Tax authorities should avoid introducing widespread measures that could catch innocent charities in order to prevent situations such as the Cup Trust tax-avoidance scheme, the chair of the Charity Tax Group has warned.
Speaking in London yesterday at the CTG annual conference, John Hemming said the tax enforcement regime for charities needed "snipers" rather than broad measures that could cause "collateral damage" to the voluntary sector.
He said that HM Revenue & Customs and the Charity Commission should not go overboard in their reactions to the Cup Trust tax-avoidance scheme, which he said had created "an awful lot of bad publicity".
"I just hope we are not collateral damage in the war against abuse," he said.
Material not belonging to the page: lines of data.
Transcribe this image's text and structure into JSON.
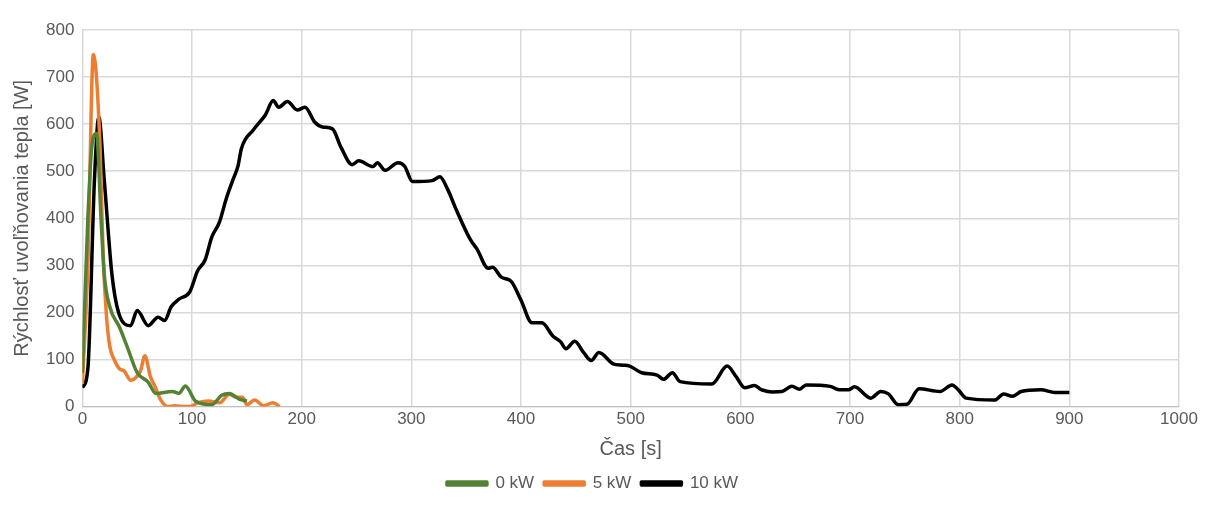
{
  "chart_data": {
    "type": "line",
    "xlabel": "Čas [s]",
    "ylabel": "Rýchlosť uvoľňovania tepla [W]",
    "xlim": [
      0,
      1000
    ],
    "xticks": [
      0,
      100,
      200,
      300,
      400,
      500,
      600,
      700,
      800,
      900,
      1000
    ],
    "ylim": [
      0,
      800
    ],
    "yticks": [
      0,
      100,
      200,
      300,
      400,
      500,
      600,
      700,
      800
    ],
    "grid": true,
    "legend": "bottom",
    "marker": "none",
    "line_style": "solid",
    "series": [
      {
        "name": "0 kW",
        "color": "#548235",
        "x": [
          0,
          5,
          9,
          13,
          17,
          20,
          25,
          34,
          42,
          50,
          60,
          67,
          82,
          88,
          94,
          103,
          118,
          127,
          134,
          143,
          150
        ],
        "values": [
          72,
          400,
          560,
          580,
          400,
          280,
          212,
          168,
          120,
          72,
          52,
          28,
          32,
          28,
          44,
          12,
          4,
          24,
          28,
          16,
          12
        ]
      },
      {
        "name": "5 kW",
        "color": "#ed7d31",
        "x": [
          0,
          5,
          10,
          16,
          19,
          22,
          25,
          29,
          34,
          38,
          44,
          48,
          53,
          57,
          62,
          66,
          71,
          78,
          84,
          94,
          98,
          105,
          115,
          125,
          134,
          140,
          146,
          150,
          157,
          165,
          174,
          180
        ],
        "values": [
          48,
          300,
          748,
          560,
          320,
          192,
          128,
          100,
          80,
          76,
          56,
          60,
          76,
          108,
          64,
          44,
          16,
          0,
          2,
          0,
          0,
          8,
          12,
          8,
          26,
          20,
          20,
          4,
          14,
          2,
          8,
          0
        ]
      },
      {
        "name": "10 kW",
        "color": "#000000",
        "x": [
          0,
          5,
          11,
          15,
          20,
          27,
          33,
          44,
          50,
          60,
          69,
          75,
          81,
          88,
          98,
          105,
          112,
          118,
          125,
          131,
          137,
          142,
          145,
          156,
          167,
          174,
          179,
          187,
          196,
          203,
          212,
          219,
          228,
          236,
          246,
          252,
          265,
          269,
          276,
          288,
          294,
          301,
          319,
          326,
          333,
          341,
          354,
          360,
          370,
          374,
          382,
          391,
          400,
          410,
          419,
          429,
          436,
          441,
          449,
          457,
          464,
          471,
          484,
          493,
          499,
          510,
          524,
          530,
          538,
          545,
          574,
          588,
          596,
          604,
          613,
          619,
          629,
          638,
          647,
          654,
          660,
          682,
          690,
          699,
          704,
          719,
          728,
          735,
          744,
          752,
          763,
          782,
          793,
          799,
          806,
          832,
          840,
          848,
          856,
          874,
          887,
          900
        ],
        "values": [
          40,
          80,
          480,
          615,
          480,
          280,
          200,
          172,
          204,
          172,
          190,
          183,
          212,
          228,
          244,
          288,
          312,
          360,
          392,
          440,
          480,
          512,
          548,
          588,
          620,
          650,
          636,
          648,
          630,
          636,
          604,
          594,
          590,
          550,
          514,
          522,
          510,
          518,
          502,
          518,
          510,
          478,
          480,
          488,
          462,
          418,
          354,
          334,
          294,
          296,
          275,
          266,
          226,
          178,
          178,
          150,
          138,
          123,
          139,
          115,
          98,
          115,
          91,
          88,
          86,
          72,
          67,
          58,
          72,
          53,
          48,
          86,
          64,
          40,
          45,
          36,
          31,
          32,
          43,
          37,
          46,
          43,
          36,
          36,
          42,
          18,
          32,
          27,
          4,
          5,
          38,
          32,
          46,
          35,
          18,
          14,
          27,
          22,
          32,
          36,
          30,
          30
        ]
      }
    ]
  }
}
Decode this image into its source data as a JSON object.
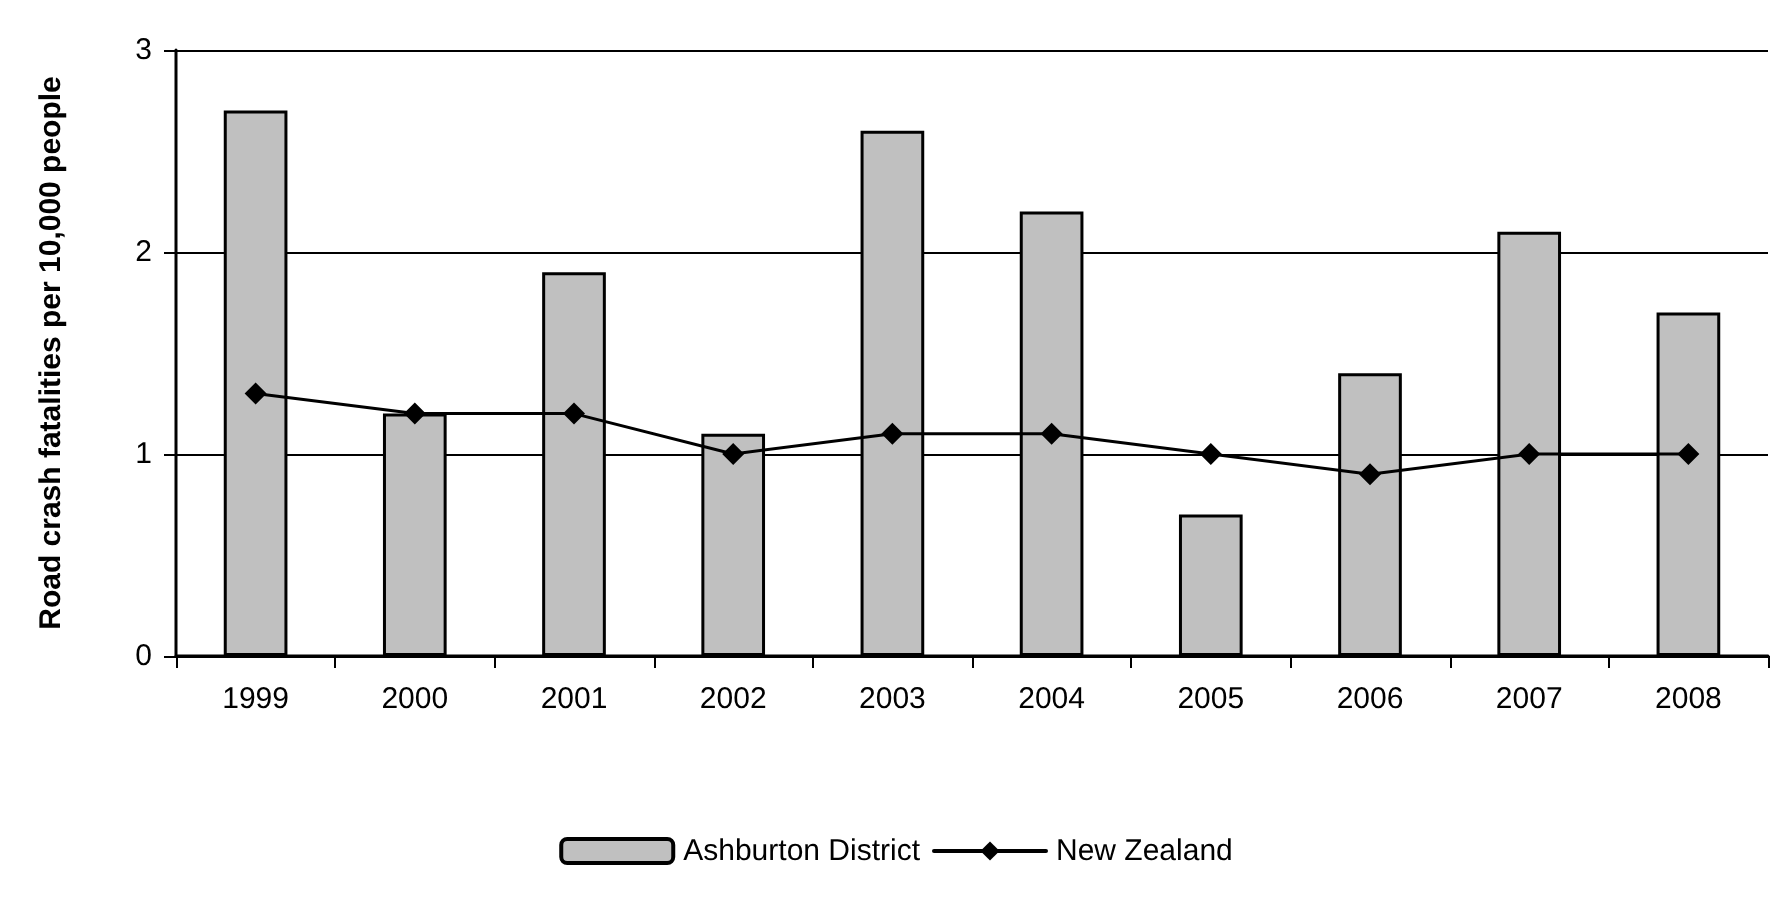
{
  "chart_data": {
    "type": "bar",
    "ylabel": "Road crash fatalities per 10,000 people",
    "categories": [
      "1999",
      "2000",
      "2001",
      "2002",
      "2003",
      "2004",
      "2005",
      "2006",
      "2007",
      "2008"
    ],
    "series": [
      {
        "name": "Ashburton District",
        "color": "#c0c0c0",
        "values": [
          2.7,
          1.2,
          1.9,
          1.1,
          2.6,
          2.2,
          0.7,
          1.4,
          2.1,
          1.7
        ]
      },
      {
        "name": "New Zealand",
        "type": "line",
        "color": "#000000",
        "values": [
          1.3,
          1.2,
          1.2,
          1.0,
          1.1,
          1.1,
          1.0,
          0.9,
          1.0,
          1.0
        ]
      }
    ],
    "ylim": [
      0,
      3
    ],
    "yticks": [
      0,
      1,
      2,
      3
    ],
    "grid": "y",
    "legend": "bottom",
    "marker": "diamond",
    "line_style": "solid"
  }
}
Hemming said his message to HMRC was: "Do not create collateral damage; we need snipers."
Hemming said that charities broadly should not be blamed where abuse occurs. "Do not remove a charity’s status because someone is using it for the wrong purposes," he said.
Kate Sayer, a partner at the accountancy firm Sayer Vincent, said: "My question for HMRC is: why is it focusing on the charities as a conduit and not on the individuals?"
Throughout the day, several speakers and delegates emphasised that the Cup Trust case involved rogue individuals, rather than any inherent evil within charities.
Nicky Morgan, the Financial Secretary to the Treasury, told delegates at the conference that as far as enforcement goes "I think we’re all on the same side".
Morgan, who took questions from delegates after her keynote speech, said: "The difficulty is how we write legislation that catches the bad guys and lets the good guys carry on."
Neil Cohen, a lawyer at the law firm Trowers and Hamlins, said that HMRC’s drive to stop abuse through charities was indicative of a wider trend. "When they find an issue they will legislate, so we end up with piecemeal legislation," he said.
Earlier this month, the deadline closed for responses to an HMRC discussion paper called Approaches to Preventing Charities Being Set up to Avoid Tax, which included two possible passages of draft legislation.
Cohen said that HMRC was open to hearing from the sector, and told delegates: "Everybody should be shouting and responding to these consultations."Nicola Evans, a senior associate at the law firm Bircham Dyson Bell, said: "I think it is fair to say that the charity sector doesn’t always speak with one voice – but when it does, it is a strong one."